Expressing Multivariate Time Series as Graphs with Time Series Attention Transformer

William T. Ng, K. Siu, Albert C. Cheung, Michael K. Ng

incompletemedium confidence

Category: Not specified
Journal tier: Specialist/Solid
Processed: Sep 28, 2025, 12:56 AM
arXiv Links: Abstract ↗PDF ↗

Audit review

The paper defines the edge tensor entries e_{ijk} as a cosine-type correlation between IMFs (its symmetry and |e_{ijk}| ≤ 1 follow immediately), builds the adjacency A_t by thresholding symmetric residual correlations, and introduces the TSAT head Ai = (α0 σ(Q_i K_i^T/√d_k) + Σ_k α_k σ(D_imf_k) + α_{K+1} A) V_i, with α’s trainable, but does not provide formal proofs of these basic properties, permutation equivariance, or strict generalization claims. Equation (3) and the residual correlation (4) justify symmetry of e_{ijk} and A_t by construction, while Equation (9) shows the head reduces to standard self-attention when α1=…=α_{K+1}=0 and α0=1, and that σ is used on the added matrices as an activation (the appendix also notes 'exp'/'softmax'/'none' variants) . The candidate solution supplies the missing derivations: (i) symmetry/PSD and range bounds, (ii) exact reduction to standard attention, (iii) permutation equivariance under node reindexing, and (iv) a clear, generic argument (plus example) for strict generalization beyond standard attention.
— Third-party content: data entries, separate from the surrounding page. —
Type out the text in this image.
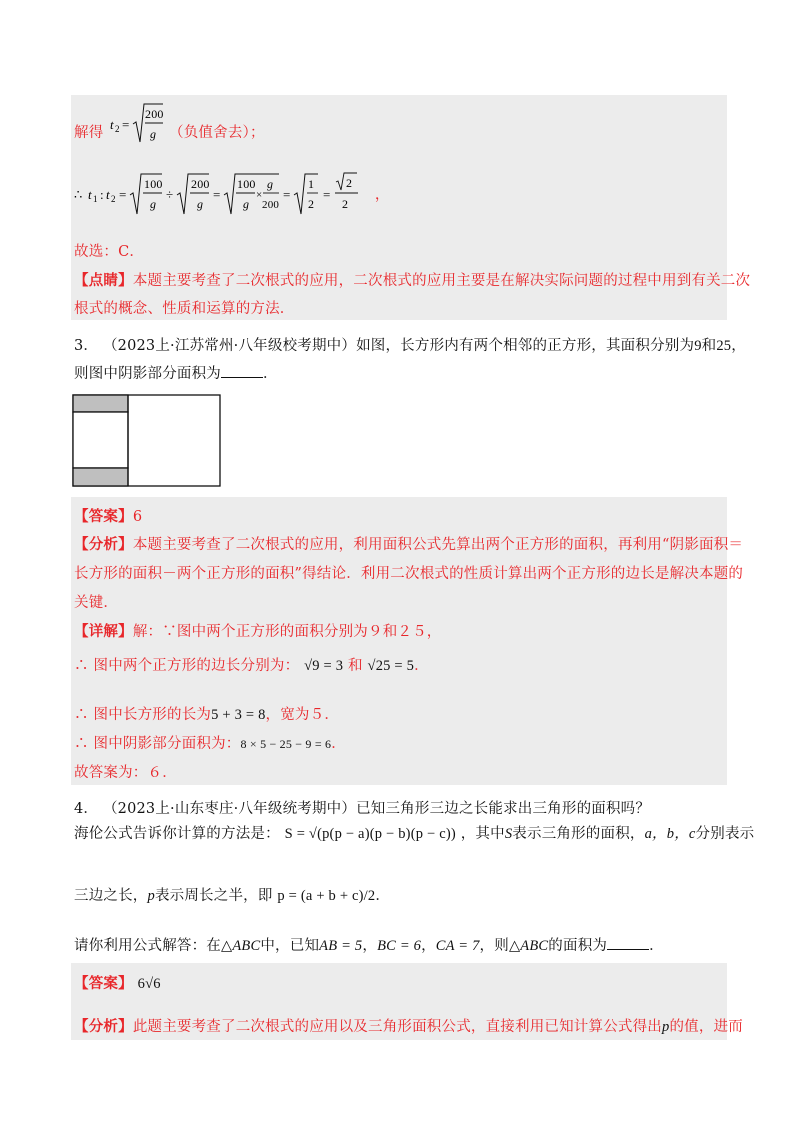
解得
t 2 =
200
g （负值舍去）；
∴ t 1 : t 2 =
100
g
÷
200
g
=
100
g
×
g
200
=
1
2
=
2
2
，
故选：C．
【点睛】本题主要考查了二次根式的应用，二次根式的应用主要是在解决实际问题的过程中用到有关二次
根式的概念、性质和运算的方法．
3． （2023上·江苏常州·八年级校考期中）如图，长方形内有两个相邻的正方形，其面积分别为9和25，
则图中阴影部分面积为	．
【答案】6
【分析】本题主要考查了二次根式的应用，利用面积公式先算出两个正方形的面积，再利用“阴影面积＝
长方形的面积－两个正方形的面积”得结论．利用二次根式的性质计算出两个正方形的边长是解决本题的
关键．
【详解】解：∵图中两个正方形的面积分别为９和２５，
∴ 图中两个正方形的边长分别为： √9 = 3 和 √25 = 5．
∴ 图中长方形的长为5 + 3 = 8，宽为５．
∴ 图中阴影部分面积为：8 × 5 − 25 − 9 = 6．
故答案为：６．
4． （2023上·山东枣庄·八年级统考期中）已知三角形三边之长能求出三角形的面积吗？
海伦公式告诉你计算的方法是： S = √(p(p − a)(p − b)(p − c)) ，其中S表示三角形的面积，a，b，c分别表示
三边之长，p表示周长之半，即 p = (a + b + c)/2．
请你利用公式解答：在△ABC中，已知AB = 5，BC = 6，CA = 7，则△ABC的面积为	．
【答案】 6√6
【分析】此题主要考查了二次根式的应用以及三角形面积公式，直接利用已知计算公式得出p的值，进而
We found no logical errors in the model’s reasoning. Hence, the paper’s exposition is incomplete on these points, while the model’s solution is correct.

Referee report (LaTeX)

\textbf{Recommendation:} minor revisions

\textbf{Journal Tier:} specialist/solid

\textbf{Justification:}

The work is solid and practically valuable, but several basic theoretical properties of the proposed layer—obvious in hindsight—are not stated or justified. Adding short statements and proofs (symmetry/PSD, permutation equivariance, reduction to standard attention, and a remark on strict generalization) would materially improve rigor without lengthening the paper much. Empirical results are strong, motivation is clear, and the design aligns well with time-series structure.